To fix Andrew’s problem, Bill contacted Bryan Catanzaro, who using 12 NVIDIA GPUs was able to demonstrate to Dally and NG that GPUs were better suited for AI than CPUs. This was something Catanzaro already knew, since before joining NVIDIA in 2008 he had been designing GPU architectures for artificial intelligence. So NVIDIA’s path to embracing AI was not an accidental overnight, but rather a planned evolution.

How does the future look for NVIDIA in AI?

NVIDIA IA

The growth of the importance of AI in the market has been such that the different companies in the sector have turned their motivations towards it. If there is something that defines any company, it is its resources, processes and motivations. It is the latter that decide which are the new resources and processes to seek and develop. The situation? The different companies in the sector are creating their own solutions and starting to do without NVIDIA, so their customers are becoming their rivals.
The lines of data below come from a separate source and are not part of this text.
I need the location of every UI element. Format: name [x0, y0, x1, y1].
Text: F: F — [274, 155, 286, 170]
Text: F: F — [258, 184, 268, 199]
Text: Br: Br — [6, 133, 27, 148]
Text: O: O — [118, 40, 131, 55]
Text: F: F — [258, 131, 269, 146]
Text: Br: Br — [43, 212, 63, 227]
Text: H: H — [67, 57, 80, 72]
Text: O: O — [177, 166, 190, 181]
Google has been creating its own chips since 2015 for its different services, not only TPUs, but also video transcoding systems that make NVIDIA or AMD GPUs no longer necessary for this type of task. Amazon has created its own Inferentia chips for Alexa after buying from Annapurna Labs. AMD’s purchase of Xilinx also points in the same direction and we cannot forget Intel’s advances in AI after buying Nervana and Habana Labs. All of them mean a threat to NVIDIA’s dominance in the AI ​​market. Especially those developed by NVIDIA’s own customers.

However, not only in data centers and servers AI is going to be important for NVIDIA, it is also important in the domestic market where DLSS has been a great success that has forced AMD to launch a patch in the form of FidelityFX Super Resolution. AI capabilities are expected to improve on the Lovelace and Hopper architectures, with a special emphasis on Denoising for Ray Tracing.